Snowshoeing is a tremendously awesome sport. It’s fun, it’s cheap (if you buy stuff off of eBay), and anyone can do it.

Last winter we made numerous trips to Mt. Pinos. Most recently, we spent a week at Lake Tahoe. I’d never been before, and it more than lived up to the hype. The whole area is spectacularly beautiful. Actually, I think snowshoeing (and, by extension, cross-country skiiing, although we have yet to try that) is probably one of the best ways to see that area. Why? Because unlike hiking, snowshoeing does not require you to stay on the trail. In fact, there is no trail. Just snow. The result is that you get to see areas that you would never see during warmer times of the year, and you don’t have to feel bad about spoiling the backcountry.

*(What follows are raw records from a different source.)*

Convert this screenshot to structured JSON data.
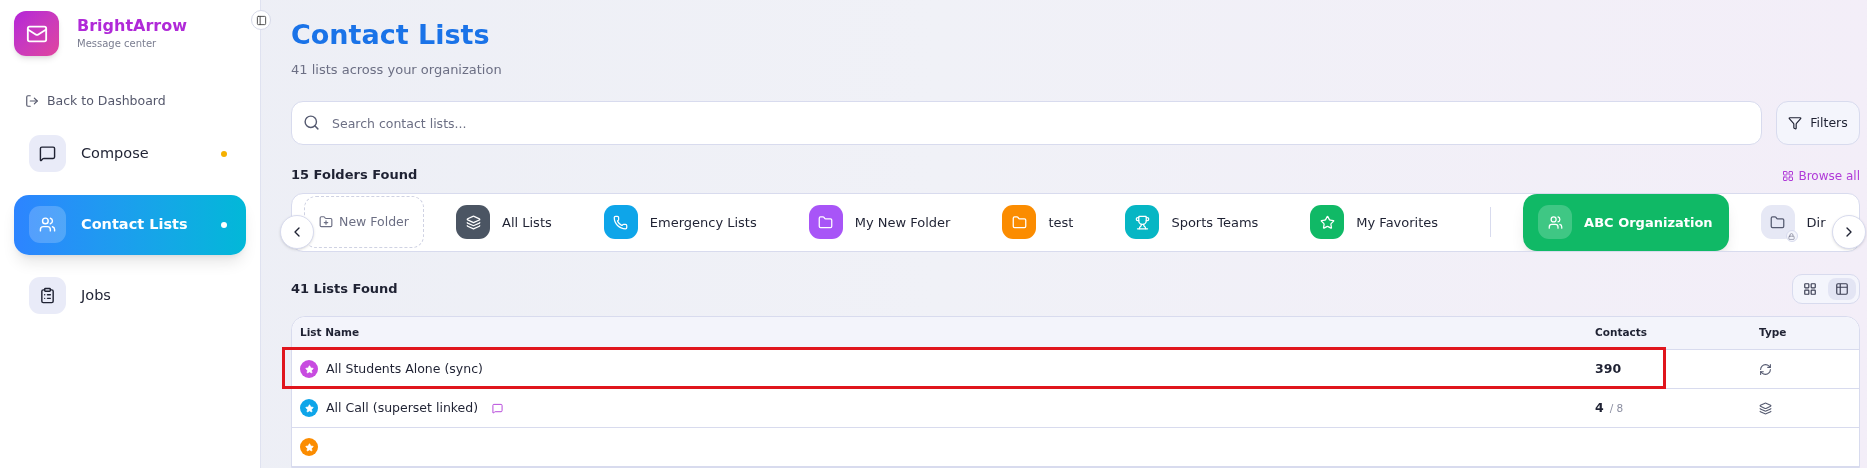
{
  "sidebar": {
    "brand": {
      "name": "BrightArrow",
      "subtitle": "Message center"
    },
    "back_link": "Back to Dashboard",
    "items": [
      {
        "label": "Compose",
        "selected": false,
        "color": "#f5b000"
      },
      {
        "label": "Contact Lists",
        "selected": true,
        "color": "#ffffff"
      },
      {
        "label": "Jobs",
        "selected": false
      }
    ]
  },
  "header": {
    "title": "Contact Lists",
    "subtitle": "41 lists across your organization"
  },
  "search": {
    "placeholder": "Search contact lists..."
  },
  "filters_button": "Filters",
  "folders": {
    "heading": "15 Folders Found",
    "browse_all": "Browse all",
    "items": [
      {
        "kind": "new",
        "label": "New Folder",
        "selected": false
      },
      {
        "kind": "folder",
        "label": "All Lists",
        "color": "#4b5563",
        "selected": false
      },
      {
        "kind": "folder",
        "label": "Emergency Lists",
        "color": "#0ea5e9",
        "selected": false
      },
      {
        "kind": "folder",
        "label": "My New Folder",
        "color": "#a855f7",
        "selected": false
      },
      {
        "kind": "folder",
        "label": "test",
        "color": "#fb8c00",
        "selected": false
      },
      {
        "kind": "folder",
        "label": "Sports Teams",
        "color": "#06b6c4",
        "selected": false
      },
      {
        "kind": "folder",
        "label": "My Favorites",
        "color": "#10b966",
        "selected": false
      },
      {
        "kind": "divider"
      },
      {
        "kind": "folder",
        "label": "ABC Organization",
        "color": "#10b966",
        "selected": true
      },
      {
        "kind": "locked",
        "label": "Dir",
        "color": "#e6e8f5",
        "selected": false
      }
    ]
  },
  "lists": {
    "heading": "41 Lists Found",
    "view_modes": [
      {
        "selected": false
      },
      {
        "selected": true
      }
    ],
    "table": {
      "columns": [
        "List Name",
        "Contacts",
        "Type"
      ],
      "rows": [
        {
          "name": "All Students Alone (sync)",
          "color": "#c84be0",
          "contacts": "390",
          "kind": "sync",
          "has_note": false,
          "highlighted": true
        },
        {
          "name": "All Call (superset linked)",
          "color": "#0ea5e9",
          "contacts": "4",
          "contacts_total": "/ 8",
          "kind": "superset",
          "has_note": true,
          "highlighted": false
        },
        {
          "color": "#fb8c00",
          "highlighted": false
        }
      ]
    }
  }
}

Additionally, it is not necessary to limit yourself to resorts like Kirkwood (which, like some other downhill resorts in the area, does offer groomed trails for snowshoeing and XC skiing). For example, a SnoPark permit lets you park in a number of maintained parking lots, which even have toilets.

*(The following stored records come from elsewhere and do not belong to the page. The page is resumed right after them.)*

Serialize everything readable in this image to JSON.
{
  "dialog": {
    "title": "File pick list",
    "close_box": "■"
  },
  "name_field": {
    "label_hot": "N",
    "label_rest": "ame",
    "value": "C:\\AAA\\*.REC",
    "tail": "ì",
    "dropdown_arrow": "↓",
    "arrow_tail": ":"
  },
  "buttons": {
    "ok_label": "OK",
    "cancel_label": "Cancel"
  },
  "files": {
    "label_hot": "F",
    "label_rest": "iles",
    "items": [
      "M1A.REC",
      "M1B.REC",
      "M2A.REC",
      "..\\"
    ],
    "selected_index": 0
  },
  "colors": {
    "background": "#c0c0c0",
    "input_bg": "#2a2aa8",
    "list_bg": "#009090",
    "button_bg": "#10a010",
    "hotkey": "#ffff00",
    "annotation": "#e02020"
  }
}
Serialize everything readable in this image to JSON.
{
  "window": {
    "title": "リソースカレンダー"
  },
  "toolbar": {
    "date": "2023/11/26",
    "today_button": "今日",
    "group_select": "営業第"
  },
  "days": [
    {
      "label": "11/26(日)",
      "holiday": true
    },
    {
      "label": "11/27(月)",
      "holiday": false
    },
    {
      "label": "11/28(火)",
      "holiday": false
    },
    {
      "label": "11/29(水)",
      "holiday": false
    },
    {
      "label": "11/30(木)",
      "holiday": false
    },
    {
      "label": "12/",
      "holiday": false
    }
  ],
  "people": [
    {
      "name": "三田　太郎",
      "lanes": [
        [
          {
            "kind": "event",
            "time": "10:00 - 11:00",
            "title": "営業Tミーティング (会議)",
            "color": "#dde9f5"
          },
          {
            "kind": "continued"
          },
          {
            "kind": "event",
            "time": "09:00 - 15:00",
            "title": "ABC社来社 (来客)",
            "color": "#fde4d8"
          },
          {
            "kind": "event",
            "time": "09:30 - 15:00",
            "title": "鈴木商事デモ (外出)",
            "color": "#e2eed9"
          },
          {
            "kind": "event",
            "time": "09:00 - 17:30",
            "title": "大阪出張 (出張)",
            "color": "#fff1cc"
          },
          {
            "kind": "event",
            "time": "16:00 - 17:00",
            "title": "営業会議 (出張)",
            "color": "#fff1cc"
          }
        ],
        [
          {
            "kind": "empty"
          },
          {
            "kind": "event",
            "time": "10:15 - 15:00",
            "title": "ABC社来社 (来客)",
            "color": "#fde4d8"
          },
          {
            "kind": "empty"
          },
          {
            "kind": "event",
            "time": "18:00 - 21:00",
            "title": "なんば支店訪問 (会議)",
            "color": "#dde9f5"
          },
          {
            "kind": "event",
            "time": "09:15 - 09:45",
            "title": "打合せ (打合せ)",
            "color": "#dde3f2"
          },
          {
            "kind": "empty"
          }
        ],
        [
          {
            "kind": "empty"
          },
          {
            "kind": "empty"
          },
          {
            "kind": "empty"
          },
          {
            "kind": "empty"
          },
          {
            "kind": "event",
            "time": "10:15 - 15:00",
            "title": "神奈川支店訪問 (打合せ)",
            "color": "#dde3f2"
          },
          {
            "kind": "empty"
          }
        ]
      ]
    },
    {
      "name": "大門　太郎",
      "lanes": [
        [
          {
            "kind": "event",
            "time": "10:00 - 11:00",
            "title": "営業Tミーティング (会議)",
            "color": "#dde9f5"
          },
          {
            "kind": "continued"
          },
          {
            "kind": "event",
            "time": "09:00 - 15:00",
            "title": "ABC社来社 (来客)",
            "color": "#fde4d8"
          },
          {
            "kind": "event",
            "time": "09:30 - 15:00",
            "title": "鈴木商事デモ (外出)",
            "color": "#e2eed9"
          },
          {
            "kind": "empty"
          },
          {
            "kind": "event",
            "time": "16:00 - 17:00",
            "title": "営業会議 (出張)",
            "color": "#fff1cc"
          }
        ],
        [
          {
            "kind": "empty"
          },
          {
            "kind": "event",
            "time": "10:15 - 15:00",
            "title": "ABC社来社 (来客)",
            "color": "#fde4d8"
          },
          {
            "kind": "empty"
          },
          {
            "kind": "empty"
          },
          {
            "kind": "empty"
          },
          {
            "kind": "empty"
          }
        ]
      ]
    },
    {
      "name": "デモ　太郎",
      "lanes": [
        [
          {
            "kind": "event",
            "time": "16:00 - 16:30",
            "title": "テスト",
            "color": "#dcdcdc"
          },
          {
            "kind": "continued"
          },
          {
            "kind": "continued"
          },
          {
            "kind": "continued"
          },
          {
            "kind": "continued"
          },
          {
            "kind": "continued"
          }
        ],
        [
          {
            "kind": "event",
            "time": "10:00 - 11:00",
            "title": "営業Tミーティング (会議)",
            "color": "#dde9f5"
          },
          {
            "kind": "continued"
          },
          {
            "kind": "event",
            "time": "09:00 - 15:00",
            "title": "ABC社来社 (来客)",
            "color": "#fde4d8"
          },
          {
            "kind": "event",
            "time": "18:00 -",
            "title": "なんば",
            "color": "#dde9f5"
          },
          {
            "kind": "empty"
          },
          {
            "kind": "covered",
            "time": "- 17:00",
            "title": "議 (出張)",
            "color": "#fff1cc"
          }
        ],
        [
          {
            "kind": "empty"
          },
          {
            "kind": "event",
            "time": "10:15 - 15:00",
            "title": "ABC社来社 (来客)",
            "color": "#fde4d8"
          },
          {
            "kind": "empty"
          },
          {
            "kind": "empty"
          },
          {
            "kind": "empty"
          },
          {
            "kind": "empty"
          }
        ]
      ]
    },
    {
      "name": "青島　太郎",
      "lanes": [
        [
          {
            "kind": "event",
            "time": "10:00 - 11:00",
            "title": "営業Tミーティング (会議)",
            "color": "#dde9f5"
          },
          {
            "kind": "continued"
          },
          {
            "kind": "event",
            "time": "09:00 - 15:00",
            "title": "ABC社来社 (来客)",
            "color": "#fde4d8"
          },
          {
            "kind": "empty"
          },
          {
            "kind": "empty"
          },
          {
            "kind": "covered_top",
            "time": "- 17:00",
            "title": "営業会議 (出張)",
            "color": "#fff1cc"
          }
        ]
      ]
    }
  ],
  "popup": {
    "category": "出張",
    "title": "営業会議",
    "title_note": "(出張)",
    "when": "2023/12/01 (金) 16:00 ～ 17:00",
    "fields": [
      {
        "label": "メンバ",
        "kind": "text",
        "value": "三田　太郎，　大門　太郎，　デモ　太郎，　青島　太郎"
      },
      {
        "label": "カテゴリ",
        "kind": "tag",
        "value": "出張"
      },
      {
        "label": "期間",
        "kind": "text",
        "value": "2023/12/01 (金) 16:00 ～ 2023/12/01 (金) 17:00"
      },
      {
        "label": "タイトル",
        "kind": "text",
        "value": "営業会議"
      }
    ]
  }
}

It’s cold. You’re going to want the toilet.

At any rate, the SnoPark permit is $5 per day, or $25 for the season, which lasts from November to April or so. And then there are the free places to park, like the turn-out at Grass Lake.

So go snowshoeing. Just remember to take lots of water, and wear layers. Oh, and don’t forget your compass. It’s no good if you die out there.